El historiador ha tomado en cuenta las rupturas en la historia, las pausas que modifican el curso de las épocas y desvían el proceso hacia un tiempo novel en el que quizá se requiera delimitar espacios para proseguir con el conocimiento. Una forma de hacerlo es con el tiempo sincrónico, de adelante hacia atrás y de atrás hacia adelante. Aunque también es factible estudiar un hecho de forma diacrónica, atendiendo a una etapa o evento específico de la Historia, como el caso de Vietnam, donde podemos encontrar múltiples historias, las razones de la guerra, las opiniones de intelectuales y ciudadanos, el dinero gastado, entre otras. Foucault considera el pasado en forma plural, con numerosas jerarquías y encadenamientos que irán cambiando según se modifique la percepción desde el presente. La historia debe adaptarse al orden actual, debe admitir transformaciones constantes, rompimientos consigo misma. El problema de la continuidad en el análisis teórico es la ubicación de límites y recortes en su elaboración.

La Guerra de Vietnam forma parte de una serie de incidentes sucedidos durante la relación hostil entre Estados Unidos y la Unión de Repúblicas Socialistas Soviéticas, conocida como Guerra Fría (periodo de larga duración en el siglo XX. Aunque propiamente no duró cien años sino cincuenta, pero sin embargo fue un proceso más extenso que las guerras mundiales o la Revolución Rusa). Considero que es prudente el análisis de la guerra de Vietnam porque en primer lugar implica una serie de fenómenos que entrarían dentro de la categoría braudeliana del tiempo corto, como son las noticias sobre las muertes, el dinero gastado, recursos militares empleados, los artificios políticos, entre otros. Luego, la duración de la querella tomando en cuenta el precedente de la guerrilla de Indochina de 1946 a 1954 hasta llegar a la incursión gringa en el problema de Vietnam de 1964 a 1973 podría caber en el tiempo mediano.

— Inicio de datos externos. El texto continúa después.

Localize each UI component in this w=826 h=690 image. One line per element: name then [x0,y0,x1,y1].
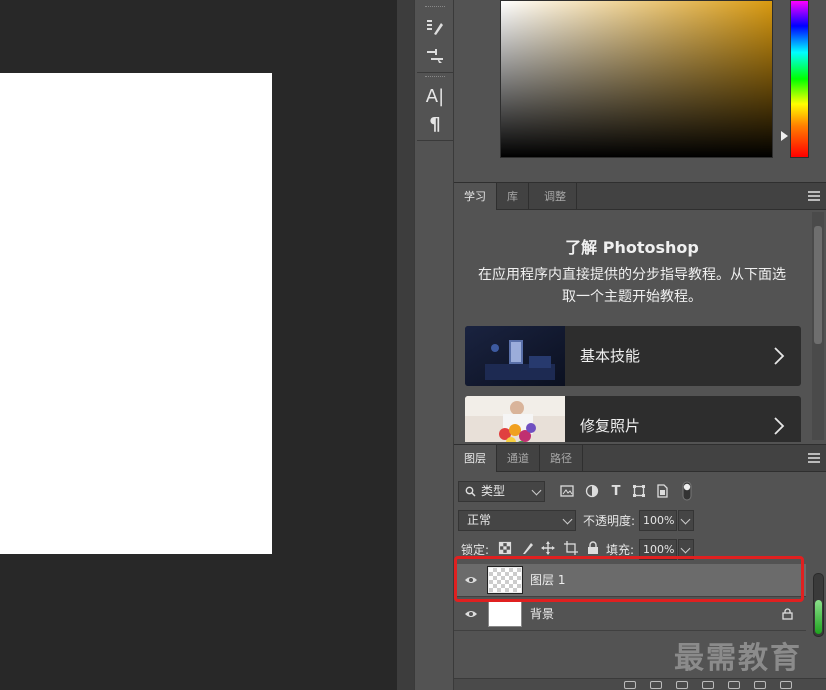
mask-icon[interactable] [676,681,688,689]
hue-slider[interactable] [790,0,809,158]
lock-all-icon[interactable] [585,540,601,556]
color-field[interactable] [500,0,773,158]
hue-slider-marker[interactable] [781,131,788,141]
learn-panel: 了解 Photoshop 在应用程序内直接提供的分步指导教程。从下面选取一个主题… [454,210,826,442]
learn-tabbar: 学习 库 调整 [454,182,826,210]
lock-icon [782,608,793,620]
right-panels: 学习 库 调整 了解 Photoshop 在应用程序内直接提供的分步指导教程。从… [454,0,826,690]
shape-filter-icon[interactable] [631,483,647,499]
layer-thumbnail [488,601,522,627]
adjustment-layer-icon[interactable] [702,681,714,689]
grip-handle[interactable] [425,6,445,8]
link-layers-icon[interactable] [624,681,636,689]
character-icon[interactable]: A| [423,84,447,108]
brush-settings-icon[interactable] [423,15,447,39]
type-filter-icon[interactable]: T [608,483,624,499]
tab-paths[interactable]: 路径 [540,445,583,472]
learn-title: 了解 Photoshop [565,238,699,257]
search-icon [465,486,476,497]
panel-menu-icon[interactable] [808,191,820,201]
layer-name[interactable]: 背景 [530,598,554,631]
scroll-thumb[interactable] [814,226,822,344]
tab-adjustments[interactable]: 调整 [534,183,577,210]
visibility-eye-icon[interactable] [464,608,478,620]
tab-layers[interactable]: 图层 [454,445,497,472]
tab-learn[interactable]: 学习 [454,183,497,210]
chevron-right-icon [774,347,785,365]
opacity-dropdown[interactable] [678,510,694,531]
group-icon[interactable] [728,681,740,689]
lesson-label: 基本技能 [580,347,641,365]
layers-footer [454,678,826,690]
opacity-label: 不透明度: [583,514,636,528]
opacity-input[interactable]: 100% [639,510,677,531]
blend-mode-select[interactable]: 正常 [458,510,576,531]
scroll-thumb[interactable] [815,600,822,634]
grip-handle[interactable] [425,76,445,78]
chevron-right-icon [774,417,785,435]
tab-channels[interactable]: 通道 [497,445,540,472]
layers-scrollbar[interactable] [813,573,824,637]
trash-icon[interactable] [780,681,792,689]
lock-position-icon[interactable] [540,540,556,556]
layers-panel: 类型 T 正常 不透明度: 100% 锁定: 填充: 100% 图层 1 背景 … [454,473,826,690]
fx-icon[interactable] [650,681,662,689]
lock-transparent-icon[interactable] [497,540,513,556]
panel-icon-strip: A| ¶ [414,0,454,690]
separator [417,140,453,141]
smart-object-filter-icon[interactable] [654,483,670,499]
lesson-thumbnail-flowers [465,396,565,442]
learn-description: 在应用程序内直接提供的分步指导教程。从下面选取一个主题开始教程。 [478,267,786,305]
lesson-basic-skills[interactable]: 基本技能 [465,326,801,386]
lesson-fix-photos[interactable]: 修复照片 [465,396,801,442]
layer-row-background[interactable]: 背景 [454,598,806,631]
document-canvas[interactable] [0,73,272,554]
tab-libraries[interactable]: 库 [497,183,529,210]
lock-image-icon[interactable] [519,540,535,556]
lesson-label: 修复照片 [580,417,641,435]
filter-toggle-icon[interactable] [682,481,692,501]
watermark: 最需教育 [674,641,802,676]
lesson-thumbnail-room [465,326,565,386]
lock-artboard-icon[interactable] [563,540,579,556]
layer-filter-select[interactable]: 类型 [458,481,545,502]
panel-gutter [397,0,414,690]
paragraph-icon[interactable]: ¶ [423,112,447,136]
adjustment-filter-icon[interactable] [584,483,600,499]
brush-preset-icon[interactable] [423,44,447,68]
color-panel [454,0,826,182]
layers-tabbar: 图层 通道 路径 [454,444,826,472]
separator [417,72,453,73]
canvas-area[interactable] [0,0,397,690]
image-filter-icon[interactable] [559,483,575,499]
learn-scrollbar[interactable] [812,212,824,440]
panel-menu-icon[interactable] [808,453,820,463]
selection-highlight [454,556,804,602]
new-layer-icon[interactable] [754,681,766,689]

La estructura general sería la Guerra Fría y acciones como la crisis de los misiles en Cuba (1962), la caída del muro de Berlín (1989), el antagonismo entre Irán y los Estados Unidos (1980) serían las coyunturas que requerirían de atención especial.

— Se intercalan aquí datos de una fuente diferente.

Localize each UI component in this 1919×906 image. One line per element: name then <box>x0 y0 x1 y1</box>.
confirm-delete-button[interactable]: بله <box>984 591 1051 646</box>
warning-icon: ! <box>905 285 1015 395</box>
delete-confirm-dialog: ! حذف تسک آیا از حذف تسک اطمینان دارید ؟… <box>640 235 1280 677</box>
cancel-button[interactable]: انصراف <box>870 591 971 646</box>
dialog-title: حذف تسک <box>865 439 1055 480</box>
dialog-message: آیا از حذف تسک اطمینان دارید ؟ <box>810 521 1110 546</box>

Es aquí donde entra la teoría de Foucault. Las discontinuidades vertidas a partir de cada conflicto llevarían a considerar estos problemas en sentido diacrónico (corte deliberado, Sonia Corcuera dixit), susceptibles de ser estudiados bajo un modelo sincrónico que permitiera avanzar y retroceder en el tiempo. En el ejemplo escogido, Vietnam, es posible acercarse a varias circunstancias acaecidas durante la guerra y entenderlas como rupturas primordiales dentro de la estructura ecuménica con sus propias series y encadenamientos.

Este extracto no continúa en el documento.